SHAP源码之GradientExplainer

Contents

背景知识 - IG 和 SmoothGrad
- Integrated Gradients IG
- SmoothGrad
SHAP源码 - GradientExplainer 类

背景知识 - IG 和 SmoothGrad

Expected gradients combines ideas from Integrated Gradients, SHAP, and SmoothGrad into a single expected value equation.

Integrated Gradients (IG)

使用梯度的积分来解释模型，可以解决“某特征贡献饱和时梯度为0”的问题，需要一个基线图片（与原图片多次线性插值）来做积分。

SmoothGrad

核心思想是“removing noise by adding noise”，来源于“给图片加微小扰动会造成梯度解释不稳定”的发现，解决方法是“将 n 张扰动图片的梯度平均”。

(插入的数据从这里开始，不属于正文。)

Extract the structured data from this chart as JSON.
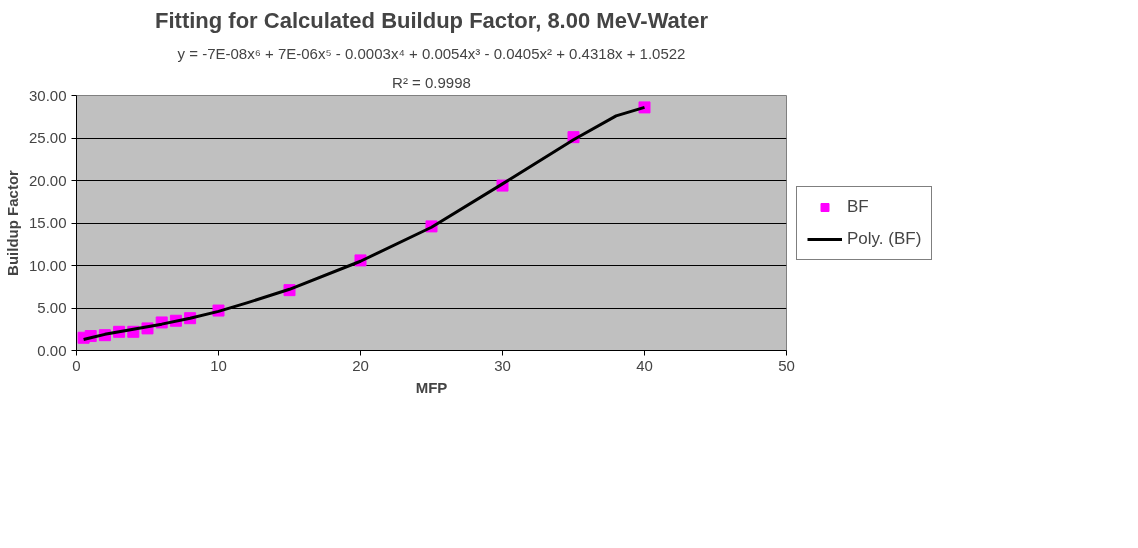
{
  "chart_data": {
    "type": "scatter",
    "title": "Fitting for Calculated Buildup Factor, 8.00 MeV-Water",
    "annotations": [
      "y = -7E-08x⁶ + 7E-06x⁵ - 0.0003x⁴ + 0.0054x³ - 0.0405x² + 0.4318x + 1.0522",
      "R² = 0.9998"
    ],
    "xlabel": "MFP",
    "ylabel": "Buildup Factor",
    "xlim": [
      0,
      50
    ],
    "xticks": [
      0,
      10,
      20,
      30,
      40,
      50
    ],
    "ylim": [
      0,
      30
    ],
    "yticks": [
      {
        "value": 0,
        "label": "0.00"
      },
      {
        "value": 5,
        "label": "5.00"
      },
      {
        "value": 10,
        "label": "10.00"
      },
      {
        "value": 15,
        "label": "15.00"
      },
      {
        "value": 20,
        "label": "20.00"
      },
      {
        "value": 25,
        "label": "25.00"
      },
      {
        "value": 30,
        "label": "30.00"
      }
    ],
    "grid": "y",
    "legend": "right",
    "series": [
      {
        "name": "BF",
        "color": "#ff00ff",
        "marker": "square",
        "x": [
          0.5,
          1,
          2,
          3,
          4,
          5,
          6,
          7,
          8,
          10,
          15,
          20,
          25,
          30,
          35,
          40
        ],
        "values": [
          1.5,
          1.7,
          1.8,
          2.2,
          2.2,
          2.6,
          3.3,
          3.5,
          3.8,
          4.7,
          7.1,
          10.6,
          14.6,
          19.4,
          25.1,
          28.6
        ]
      },
      {
        "name": "Poly. (BF)",
        "color": "#000000",
        "type": "line",
        "marker": "none",
        "x": [
          0.5,
          1,
          2,
          4,
          6,
          8,
          10,
          12,
          15,
          20,
          25,
          30,
          35,
          38,
          40
        ],
        "values": [
          1.3,
          1.5,
          1.9,
          2.5,
          3.1,
          3.8,
          4.6,
          5.6,
          7.2,
          10.5,
          14.5,
          19.6,
          24.8,
          27.6,
          28.6
        ]
      }
    ]
  }
}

若将原始的显著图表示 $M(x) = \partial y / \partial x$，则 SmoothGrad 提出的锐化（shapen gradient-based saliency map）方法记作

\[\hat M(x) = \frac{1}{n}\sum_{1}^{n}M(x+\mathcal N(0,\sigma^2))\]

实验表明扰动样本越多（$n$越大），显著图越稳定。

SHAP源码 - GradientExplainer 类

class Gradient(Explainer):
    """ Explains a model using expected gradients (an extension of integrated gradients).
    Expected gradients an extension of the integrated gradients method (Sundararajan et al. 2017), a feature attribution method designed for differentiable models based on an extension of Shapley values to infinite player games (Aumann-Shapley values). Integrated gradients values are a bit different from SHAP values, and require a single reference value to integrate from. 
    As an adaptation to make them approximate SHAP values, expected gradients reformulates the integral as an expectation and combines that expectation with sampling reference values from the background dataset. This leads to a single combined expectation of gradients that converges to attributions that sum to the difference between the expected model output and the current output.
    """

As an adaptation to make them approximate SHAP values, expected gradients reformulates the integral as an expectation and combines that expectation with sampling reference values from the background dataset.

ExpectedGradients

根据 issue #1010 ，GradientExplainer 参考 paper 实现，是IG算法的扩展，通过随机采样插值数量和基线图片来实现，论文中定义的 ExpectedGradients 如下： $\begin{align} ExpectedGradients_i(x)&:=\int_{x^\prime}IntegratedGradients_i(x,x^\prime)p_D(x^\prime)dx^\prime \\ &= \int_{x^\prime}\left(\left(x-x^\prime\right) \times \int^1_{\alpha=0}\frac{\delta f\left(x^\prime + \alpha \left(x - x^\prime \right)\right)}{\delta x_i} d\alpha \right) p_D(x^\prime)dx^\prime \\ &= \mathop{\mathbb{E}}\limits_{x^\prime \sim D,\alpha \sim U(0,1)}\left[\left(x - x^\prime \right) \times \frac{\delta f\left(x^\prime + \alpha \left(x - x^\prime \right)\right)}{\delta x_i} \right] \end{align}$

GradientExplainer

阅读源码可知，代码中求期望时结合 SmoothGrad，将 x 扩展为 $x+\Delta, \Delta \sim \mathcal N(0,\sigma^2)$

以下截取 shap_values 方法对应于tensorflow模型的实现

# X ~ self.model_input
# X_data ~ self.data

# samples_input = input to the model
# samples_delta = (x - x') for the input being explained - may be an interim input

期望在 nsamples 个数据样本上求得，三处随机抽取的地方分别关联于变量 rind, t, local_smoothing

"""
class _TFGradient: 
function shap_values(self, X, nsamples=200, ...)
"""
samples_input = [np.zeros((nsamples,) + X[l].shape[1:], dtype=np.float32) for l in range(len(X))]
samples_delta = [np.zeros((nsamples,) + X[l].shape[1:], dtype=np.float32) for l in range(len(X))]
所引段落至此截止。